How & Why to Set Up Destination Goals
When you choose to set up a Destination goal, there are a few simple steps to take to get it up and running:
You need to enter which URL you want to trigger a conversion when someone visits your site. You then have the choice to assign each a conversion value. Finally, you can set up a funnel if desired. A goal funnel is a path you expect site visitors to take to reach your final URL. This is only worthwhile if you require visitors to come to the pages on your site in a certain order to achieve a goal.
A destination goal is probably the most widely utilized of all the goals. They are used a lot for e-commerce stores. For example, when a site visitor makes a purchase they are generally directed to a URL. This could be something like a thank you page.
You can set that URL as a destination goal. This is a way you can track how well your site converts visitors into customers. For an e-commerce store, you could also assign your average order value to the goal. This would introduce a financial measure of conversions.
How & Why to Set Up Duration Goals
To set up a duration goal you can use the fields provided to set your chosen minimum session duration. From then on, every session over that length will register as a goal. These types of goals will be most relevant to a small selection of websites.
A duration goal is useful when your site aims to educate or inform visitors. You might, for instance, run a course for paying customers. In this case, you can infer that the more time they spend on your site, the more engaged they are with the content.
How & Why to Set Up Pages/Screens Per Session Goals
A screen per session goal can be set up in a similar way to a duration goal. To implement such a goal, select the number of pages visited which you wish to register as a conversion. Screen per session goals can be used to track user engagement.
Using the course analogy, you may want to check how many visitors complete a section of your course in one sitting. This goal type would be more suitable for tracking this objective than a duration goal.
How & Why to Set Up Event Goals
Event goals are probably the most complicated goal type. To set them up, you need to first create an event or events on your site through Analytics. Events are specific actions taken by visitors to your site. That might mean clicking a link, filling in a contact form, or playing a video.
Setting up events is covered elsewhere in this series. Google also provides a handy guide to Events amongst its Analytics support resources. Assuming you have events set up for your site, setting up event goals is nice and easy.
To create an event goal, select your chosen event and fill in the above fields accordingly. Each time the event takes place, it will be registered as a goal conversion. Event goals are most useful for sites designed for lead generation or lead nurturing.

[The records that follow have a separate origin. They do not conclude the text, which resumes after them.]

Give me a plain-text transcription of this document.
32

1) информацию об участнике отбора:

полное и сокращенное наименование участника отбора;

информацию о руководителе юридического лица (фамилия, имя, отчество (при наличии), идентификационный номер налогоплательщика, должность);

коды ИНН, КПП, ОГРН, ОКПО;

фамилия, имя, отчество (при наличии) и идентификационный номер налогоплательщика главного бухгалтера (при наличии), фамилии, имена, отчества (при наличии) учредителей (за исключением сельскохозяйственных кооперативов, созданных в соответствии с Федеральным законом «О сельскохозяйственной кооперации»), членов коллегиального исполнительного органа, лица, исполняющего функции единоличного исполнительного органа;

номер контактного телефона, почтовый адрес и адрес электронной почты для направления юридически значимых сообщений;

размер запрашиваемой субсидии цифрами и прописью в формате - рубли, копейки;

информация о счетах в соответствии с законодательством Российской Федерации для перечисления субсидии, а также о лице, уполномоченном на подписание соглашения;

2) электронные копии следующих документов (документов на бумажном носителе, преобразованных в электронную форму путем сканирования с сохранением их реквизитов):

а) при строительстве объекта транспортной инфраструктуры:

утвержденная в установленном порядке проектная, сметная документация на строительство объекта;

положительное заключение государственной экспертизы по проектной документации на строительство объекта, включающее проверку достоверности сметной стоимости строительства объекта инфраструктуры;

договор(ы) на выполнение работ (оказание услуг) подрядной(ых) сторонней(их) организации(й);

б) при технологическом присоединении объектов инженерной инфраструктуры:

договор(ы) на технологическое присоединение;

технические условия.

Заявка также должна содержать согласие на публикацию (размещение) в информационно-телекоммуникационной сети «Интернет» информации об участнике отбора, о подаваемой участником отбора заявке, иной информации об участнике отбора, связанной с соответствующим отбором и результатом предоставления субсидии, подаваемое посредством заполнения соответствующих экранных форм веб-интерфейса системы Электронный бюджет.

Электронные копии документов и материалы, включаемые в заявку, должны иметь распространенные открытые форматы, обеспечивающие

For instance, your site’s aim might be to get new visitors to fill in a contact form and sign up for your email list. An event goal can help you track the visitors who do so. Alternatively, you might be looking to get leads more engaged with the service your site offers. You might offer a free download of a PDF explaining the service. Event goals can also track how many visitors download such a piece of content from your site.